Second, the FBI already has the iCloud backup and the contact list and call record from the phone, and there was nothing interesting or important in it. Again, that means there's almost certainly nothing interesting or important on the phone.
Third, it would set a precedent: with any older iPhone, any government anywhere in the world could issue a subpoena to Apple saying "load your special rigged software on this phone, because we told you to." That's potentially scary. There's no way to stuff the genie back into the bottle. (In fact, it was precisely to head off this possibility that Apple changed how the Secure Enclave works in later phone models.)
Fourth, if Apple capitulates on this, it will make it that much easier for the FBI to strong-arm other companies (Google? Facebook?) into weakening the encryption they use on their devices. Weakening encryption is potentially a big problem. The thing about encryption is it's just math. Math does not know about good guys or bad guys. Math is math. If there's a mathematical way for the FBI to break encryption or use a back door, there's a mathematical way for anyone--cybercriminals, virus writers, Eastern European organized crime, hostile governments--to do it. Math is math. If it's mathematically possible to break encryption, it can be done. The whole point of encryption is it works because it's NOT mathematically possible to break.

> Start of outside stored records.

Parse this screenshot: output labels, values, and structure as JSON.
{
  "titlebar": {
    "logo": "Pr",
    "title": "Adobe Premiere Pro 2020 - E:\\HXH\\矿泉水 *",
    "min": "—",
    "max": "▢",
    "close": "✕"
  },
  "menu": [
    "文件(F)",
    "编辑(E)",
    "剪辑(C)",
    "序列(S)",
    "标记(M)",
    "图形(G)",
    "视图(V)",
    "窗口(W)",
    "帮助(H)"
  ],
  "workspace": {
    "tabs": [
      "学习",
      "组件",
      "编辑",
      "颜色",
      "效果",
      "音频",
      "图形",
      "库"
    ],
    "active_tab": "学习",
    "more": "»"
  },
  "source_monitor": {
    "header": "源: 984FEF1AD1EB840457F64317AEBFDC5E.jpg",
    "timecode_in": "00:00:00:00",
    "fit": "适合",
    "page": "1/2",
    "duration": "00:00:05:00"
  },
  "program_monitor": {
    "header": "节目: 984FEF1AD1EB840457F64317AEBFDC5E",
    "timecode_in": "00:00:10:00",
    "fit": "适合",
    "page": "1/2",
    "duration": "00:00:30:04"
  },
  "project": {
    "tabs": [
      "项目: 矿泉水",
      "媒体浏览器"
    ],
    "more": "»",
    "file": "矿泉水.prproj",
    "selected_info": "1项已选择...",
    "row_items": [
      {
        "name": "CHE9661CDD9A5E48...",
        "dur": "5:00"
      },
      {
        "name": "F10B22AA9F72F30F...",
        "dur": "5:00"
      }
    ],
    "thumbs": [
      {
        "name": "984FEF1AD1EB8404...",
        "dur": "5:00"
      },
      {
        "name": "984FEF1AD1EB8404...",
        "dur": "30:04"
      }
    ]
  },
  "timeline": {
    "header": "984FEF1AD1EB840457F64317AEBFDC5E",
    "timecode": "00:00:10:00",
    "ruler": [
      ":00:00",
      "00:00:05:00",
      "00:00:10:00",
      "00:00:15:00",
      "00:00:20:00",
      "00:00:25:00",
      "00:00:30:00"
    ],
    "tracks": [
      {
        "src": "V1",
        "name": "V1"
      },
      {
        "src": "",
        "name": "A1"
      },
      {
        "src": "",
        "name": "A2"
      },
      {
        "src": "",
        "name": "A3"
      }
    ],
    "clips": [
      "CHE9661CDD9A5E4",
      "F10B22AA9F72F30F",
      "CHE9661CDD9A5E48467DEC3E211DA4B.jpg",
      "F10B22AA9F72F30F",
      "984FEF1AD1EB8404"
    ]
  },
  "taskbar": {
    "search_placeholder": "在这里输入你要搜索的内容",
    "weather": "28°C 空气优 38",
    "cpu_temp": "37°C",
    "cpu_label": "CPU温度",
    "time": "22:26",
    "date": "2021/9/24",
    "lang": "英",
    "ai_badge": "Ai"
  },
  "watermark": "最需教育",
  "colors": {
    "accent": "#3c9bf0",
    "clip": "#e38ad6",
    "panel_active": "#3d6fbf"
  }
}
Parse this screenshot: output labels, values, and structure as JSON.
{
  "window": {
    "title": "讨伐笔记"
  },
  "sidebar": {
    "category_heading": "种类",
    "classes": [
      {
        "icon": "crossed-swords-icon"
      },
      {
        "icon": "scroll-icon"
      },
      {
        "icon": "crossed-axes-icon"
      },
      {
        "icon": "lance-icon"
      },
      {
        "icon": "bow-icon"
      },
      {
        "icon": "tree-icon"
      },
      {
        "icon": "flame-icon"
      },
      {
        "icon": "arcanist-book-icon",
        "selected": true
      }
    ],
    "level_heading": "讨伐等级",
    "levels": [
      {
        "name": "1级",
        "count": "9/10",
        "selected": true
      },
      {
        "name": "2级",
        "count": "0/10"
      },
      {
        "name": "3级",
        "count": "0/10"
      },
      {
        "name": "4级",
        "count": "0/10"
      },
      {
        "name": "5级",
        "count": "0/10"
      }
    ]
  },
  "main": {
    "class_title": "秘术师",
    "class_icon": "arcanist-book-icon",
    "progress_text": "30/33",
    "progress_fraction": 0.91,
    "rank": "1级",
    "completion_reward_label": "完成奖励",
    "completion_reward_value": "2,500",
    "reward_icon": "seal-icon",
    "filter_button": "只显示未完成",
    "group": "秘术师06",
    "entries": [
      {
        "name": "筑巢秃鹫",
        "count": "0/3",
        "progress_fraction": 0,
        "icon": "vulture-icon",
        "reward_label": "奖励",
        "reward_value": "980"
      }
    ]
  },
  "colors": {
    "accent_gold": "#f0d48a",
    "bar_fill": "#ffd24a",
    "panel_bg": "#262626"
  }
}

The law under which the FBI is asking Apple to do this is an old one. It's the All Writs Act of 1789. The All Writs Act requires citizens and companies to take any measures "necessary or appropriate in aid of their respective jurisdictions and agreeable to the usages and principles of law." The FBI is saying that means Apple has to create a new version of iOS just for them, because creating this new version of iOS is necessary and appropriate in aid of this investigation.
What's not clear is, can the government force private citizens to work for it? That's a key part of the debate that I feel is being glossed over. Can the government require that a private company like Apple or private citizens like Apple employees do work on its behalf if they don't want to? Is that "necessary and appropriate"?
There would be a lot more work involved than just changing some lines of code and hitting Compile. Forensics laws are specific about what has to happen with any forensic software used to extract data from a digital device in evidence. The software must be regression-tested, every part of it must be documented, it must be evaluated by peer review, and it must be tested on hardware identical to that of the target device. This is necessary to preserve the chain of evidence and make sure the forensic software isn't inadvertently modifying the data.
And you can't just clone this iPhone and use the new iOS build on the clone, because cloning the phone does not clone the encryption key locked away inside the Secure Enclave chip.
So they're asking Apple to do a great deal of work and to document all that work under legal procedures, and submit the new version of iOS for peer review, in order to get at the contents of the phone. Is this "necessary and appropriate" to do when the people you're ordering to do it are private citizens and not government employees? The All Writs Act of 1789 was clearly never intended to apply to a situation like this; how could it be?